TradingKey - Em 28 de maio, foi divulgado o conjunto final de dados econômicos dos EUA para abril, confirmando ainda mais que a inflação está se espalhando por uma gama mais ampla de setores. Ao mesmo tempo, consolidou as visões do mercado de que o Federal Reserve não cortará as taxas de juros este ano. Comentários hawkish recentes de autoridades do Fed também indicaram que não se pode confiar no boom da IA para resolver os problemas de inflação.
O relatório de inflação divulgado hoje pelo Bureau of Economic Analysis dos EUA mostrou que o Índice de Preços PCE Núcleo dos EUA aumentou 3,3% em termos anuais em abril, o nível mais alto desde novembro de 2023. Em uma base mensal, cresceu 0,2%, abaixo do valor anterior e do esperado de 0,3%. O Índice de Preços PCE cheio de abril subiu 0,4% na comparação mensal, também abaixo do esperado de 0,5%, enquanto cresceu 3,8% em termos anuais, em linha com o consenso do mercado.
Por outro lado, a leitura final do Produto Interno Bruto (PIB) real para o primeiro trimestre de 2026 foi revisada para baixo, para uma taxa anualizada de 1,6%, ante os 2,0% iniciais, ficando abaixo das expectativas do mercado. Os dados de gastos de consumo pessoal de abril, divulgados simultaneamente, mostraram que o crescimento dos gastos pessoais desacelerou para 0,5% no mês, conforme o esperado, consistente com o consenso geral do mercado.
Notavelmente, os pedidos de bens de capital de núcleo — vistos como um barômetro para as despesas de capital corporativo — contraíram inesperadamente, complicando as avaliações do mercado sobre a trajetória da demanda real da indústria.
Especificamente, os pedidos de bens duráveis em abril aumentaram 7,9% na comparação mensal, superando significativamente os 0,8% anteriores e os 3,5% esperados, marcando o maior aumento desde maio de 2025. Os pedidos de bens duráveis, excluindo equipamentos de transporte, cresceram 1,1%, acima dos 0,5% esperados; no entanto, os pedidos de bens de capital não relacionados à defesa, excluindo aeronaves, caíram 1,1%, em comparação com um crescimento esperado de 0,4%.
Após a divulgação de todos os dados econômicos de abril, a atenção do mercado voltou-se para a trajetória das taxas de juros do Federal Reserve. Discursos de autoridades do Fed também forneceram insights prospectivos sobre a potencial direção da política do Comitê Federal de Mercado Aberto (FOMC).
Após a divulgação dos dados de inflação, o presidente do Fed de St. Louis, Alberto Musalem, expressou publicamente ceticismo hoje em relação às expectativas do mercado de que "a inteligência artificial reduzirá significativamente a inflação ao impulsionar a produtividade". Ele afirmou que seria um erro de política grave o Fed flexibilizar a política monetária com base nessa possibilidade não comprovada.

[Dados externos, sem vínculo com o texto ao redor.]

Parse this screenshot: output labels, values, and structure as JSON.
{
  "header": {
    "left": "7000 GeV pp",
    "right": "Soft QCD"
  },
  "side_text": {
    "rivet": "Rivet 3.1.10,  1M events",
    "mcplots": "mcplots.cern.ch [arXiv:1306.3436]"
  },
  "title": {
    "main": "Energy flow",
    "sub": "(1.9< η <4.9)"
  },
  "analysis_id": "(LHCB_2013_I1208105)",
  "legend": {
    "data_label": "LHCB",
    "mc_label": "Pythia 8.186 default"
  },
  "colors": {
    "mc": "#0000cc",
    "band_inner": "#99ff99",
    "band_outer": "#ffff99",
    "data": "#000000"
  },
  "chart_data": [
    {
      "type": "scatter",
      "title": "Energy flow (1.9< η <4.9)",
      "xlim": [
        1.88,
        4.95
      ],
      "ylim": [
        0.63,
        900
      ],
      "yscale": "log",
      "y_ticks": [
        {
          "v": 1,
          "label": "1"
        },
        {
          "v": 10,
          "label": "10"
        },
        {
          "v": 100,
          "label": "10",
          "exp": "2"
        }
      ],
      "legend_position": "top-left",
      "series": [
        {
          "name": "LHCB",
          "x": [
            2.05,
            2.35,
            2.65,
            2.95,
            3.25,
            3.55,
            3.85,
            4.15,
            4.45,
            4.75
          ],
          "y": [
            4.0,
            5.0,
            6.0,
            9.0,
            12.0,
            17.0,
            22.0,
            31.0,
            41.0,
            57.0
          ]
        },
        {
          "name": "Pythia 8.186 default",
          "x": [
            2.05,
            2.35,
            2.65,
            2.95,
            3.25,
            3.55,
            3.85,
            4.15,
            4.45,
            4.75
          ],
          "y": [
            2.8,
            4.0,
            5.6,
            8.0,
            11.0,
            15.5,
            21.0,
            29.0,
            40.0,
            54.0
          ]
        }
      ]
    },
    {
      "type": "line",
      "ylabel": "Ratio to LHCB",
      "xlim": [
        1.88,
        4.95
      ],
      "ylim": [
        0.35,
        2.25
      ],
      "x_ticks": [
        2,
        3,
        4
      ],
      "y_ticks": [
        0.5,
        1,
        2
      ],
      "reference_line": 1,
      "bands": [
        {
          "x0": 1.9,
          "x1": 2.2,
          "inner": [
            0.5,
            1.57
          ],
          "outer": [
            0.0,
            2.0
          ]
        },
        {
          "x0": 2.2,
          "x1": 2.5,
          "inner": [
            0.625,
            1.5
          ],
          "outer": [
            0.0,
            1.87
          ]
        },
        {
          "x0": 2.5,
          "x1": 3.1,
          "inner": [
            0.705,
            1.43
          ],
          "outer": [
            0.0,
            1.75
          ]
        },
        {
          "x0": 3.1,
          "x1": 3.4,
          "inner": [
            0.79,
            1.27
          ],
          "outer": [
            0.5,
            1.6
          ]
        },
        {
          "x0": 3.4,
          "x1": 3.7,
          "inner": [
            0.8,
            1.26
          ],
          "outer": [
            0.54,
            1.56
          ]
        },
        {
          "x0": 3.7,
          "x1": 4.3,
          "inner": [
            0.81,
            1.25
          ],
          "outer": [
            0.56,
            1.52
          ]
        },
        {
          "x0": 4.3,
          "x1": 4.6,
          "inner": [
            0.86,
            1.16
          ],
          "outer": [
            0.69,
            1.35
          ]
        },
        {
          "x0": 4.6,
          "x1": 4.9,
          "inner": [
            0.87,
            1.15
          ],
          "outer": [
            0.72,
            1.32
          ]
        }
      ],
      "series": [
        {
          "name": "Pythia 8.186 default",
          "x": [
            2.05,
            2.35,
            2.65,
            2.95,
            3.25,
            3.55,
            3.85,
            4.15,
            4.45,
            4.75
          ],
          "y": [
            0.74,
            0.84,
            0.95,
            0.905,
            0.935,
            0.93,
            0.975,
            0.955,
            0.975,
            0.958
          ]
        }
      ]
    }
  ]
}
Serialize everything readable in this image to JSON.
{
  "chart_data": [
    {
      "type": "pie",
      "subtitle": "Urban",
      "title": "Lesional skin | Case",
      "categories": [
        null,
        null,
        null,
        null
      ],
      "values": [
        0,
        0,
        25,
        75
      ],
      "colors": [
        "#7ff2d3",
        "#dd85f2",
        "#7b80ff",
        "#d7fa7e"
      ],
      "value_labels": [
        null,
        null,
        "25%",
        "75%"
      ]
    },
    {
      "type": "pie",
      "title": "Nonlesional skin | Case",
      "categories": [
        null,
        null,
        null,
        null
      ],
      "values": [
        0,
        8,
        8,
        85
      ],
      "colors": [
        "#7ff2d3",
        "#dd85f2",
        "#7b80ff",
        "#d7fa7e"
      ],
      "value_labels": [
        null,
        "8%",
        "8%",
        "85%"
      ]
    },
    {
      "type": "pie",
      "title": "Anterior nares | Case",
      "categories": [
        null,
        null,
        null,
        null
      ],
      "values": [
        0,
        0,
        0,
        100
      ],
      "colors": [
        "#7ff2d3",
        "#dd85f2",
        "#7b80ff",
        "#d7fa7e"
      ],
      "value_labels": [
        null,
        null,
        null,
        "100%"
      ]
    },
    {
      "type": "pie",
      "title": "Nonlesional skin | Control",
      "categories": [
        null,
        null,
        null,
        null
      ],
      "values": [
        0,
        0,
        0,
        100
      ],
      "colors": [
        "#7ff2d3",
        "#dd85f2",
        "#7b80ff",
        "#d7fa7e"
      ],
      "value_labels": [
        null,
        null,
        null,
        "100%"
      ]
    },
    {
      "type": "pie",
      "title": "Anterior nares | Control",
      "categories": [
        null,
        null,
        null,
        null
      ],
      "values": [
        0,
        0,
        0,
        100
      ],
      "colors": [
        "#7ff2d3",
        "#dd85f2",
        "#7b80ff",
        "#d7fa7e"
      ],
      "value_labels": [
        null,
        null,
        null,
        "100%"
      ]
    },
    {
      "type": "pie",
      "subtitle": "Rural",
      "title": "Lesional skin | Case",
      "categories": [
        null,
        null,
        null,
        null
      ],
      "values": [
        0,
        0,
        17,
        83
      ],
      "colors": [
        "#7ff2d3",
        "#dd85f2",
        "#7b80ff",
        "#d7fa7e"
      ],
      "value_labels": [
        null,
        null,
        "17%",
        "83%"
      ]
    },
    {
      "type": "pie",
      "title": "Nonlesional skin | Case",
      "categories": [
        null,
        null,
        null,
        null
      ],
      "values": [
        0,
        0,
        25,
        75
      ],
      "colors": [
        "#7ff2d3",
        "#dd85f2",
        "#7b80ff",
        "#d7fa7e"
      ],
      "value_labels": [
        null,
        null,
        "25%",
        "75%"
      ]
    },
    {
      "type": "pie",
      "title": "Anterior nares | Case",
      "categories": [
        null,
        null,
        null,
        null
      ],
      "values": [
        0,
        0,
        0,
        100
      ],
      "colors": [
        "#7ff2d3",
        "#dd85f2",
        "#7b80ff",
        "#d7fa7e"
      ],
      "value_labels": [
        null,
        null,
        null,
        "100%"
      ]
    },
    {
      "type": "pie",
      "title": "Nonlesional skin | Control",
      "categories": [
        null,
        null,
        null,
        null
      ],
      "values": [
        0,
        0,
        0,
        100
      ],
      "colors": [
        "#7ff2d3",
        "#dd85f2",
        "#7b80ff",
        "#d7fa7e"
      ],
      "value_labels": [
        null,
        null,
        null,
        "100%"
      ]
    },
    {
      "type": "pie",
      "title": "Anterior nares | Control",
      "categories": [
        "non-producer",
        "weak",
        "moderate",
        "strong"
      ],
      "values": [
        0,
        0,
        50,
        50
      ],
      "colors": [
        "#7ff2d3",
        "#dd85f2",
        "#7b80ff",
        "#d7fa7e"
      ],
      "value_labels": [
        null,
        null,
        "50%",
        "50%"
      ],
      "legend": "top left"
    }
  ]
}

Musalem observou que a atual taxa de juros real está abaixo do que o Fed considera o nível neutro de longo prazo, a inflação permanece significativamente acima da meta de 2%, as expectativas de inflação de longo prazo continuam a subir e o mercado de trabalho permanece estável. Diante desse cenário, confiar na perspectiva de ganhos futuros de produtividade para lidar com a inflação atual apresenta riscos de política extremamente altos.
Relata-se que o novo presidente do Fed, Kevin Warsh, apoiou publicamente a visão de que "a IA impulsionará significativamente a produtividade", permitindo, assim, que o Fed mantenha as taxas de juros em um nível mais baixo do que seria o normal.
Musalem manteve a flexibilidade da política, afirmando: "Se houver evidências claras no futuro de que os ganhos de produtividade podem, de fato, aliviar as pressões inflacionárias, eu estaria disposto a ajustar minha postura de política". No entanto, ele acrescentou que, embora a IA tenha claramente impulsionado a demanda por chips e data centers, o grau em que a IA pode aumentar a produtividade econômica geral permanece inconclusivo.
Musalem ressaltou ainda que flexibilizar a política prematuramente com base na crença no impacto futuro da IA sobre a inflação poderia ser contraproducente.
Ele afirmou: "Se o público começar a questionar a capacidade do Fed de retornar a inflação à sua meta de 2%, manter as taxas de juros em um nível muito baixo ou cortar as taxas prematuramente acabaria elevando as taxas de juros de longo prazo. Isso prejudicaria o investimento corporativo e, por fim, teria um impacto adverso no crescimento econômico e no emprego".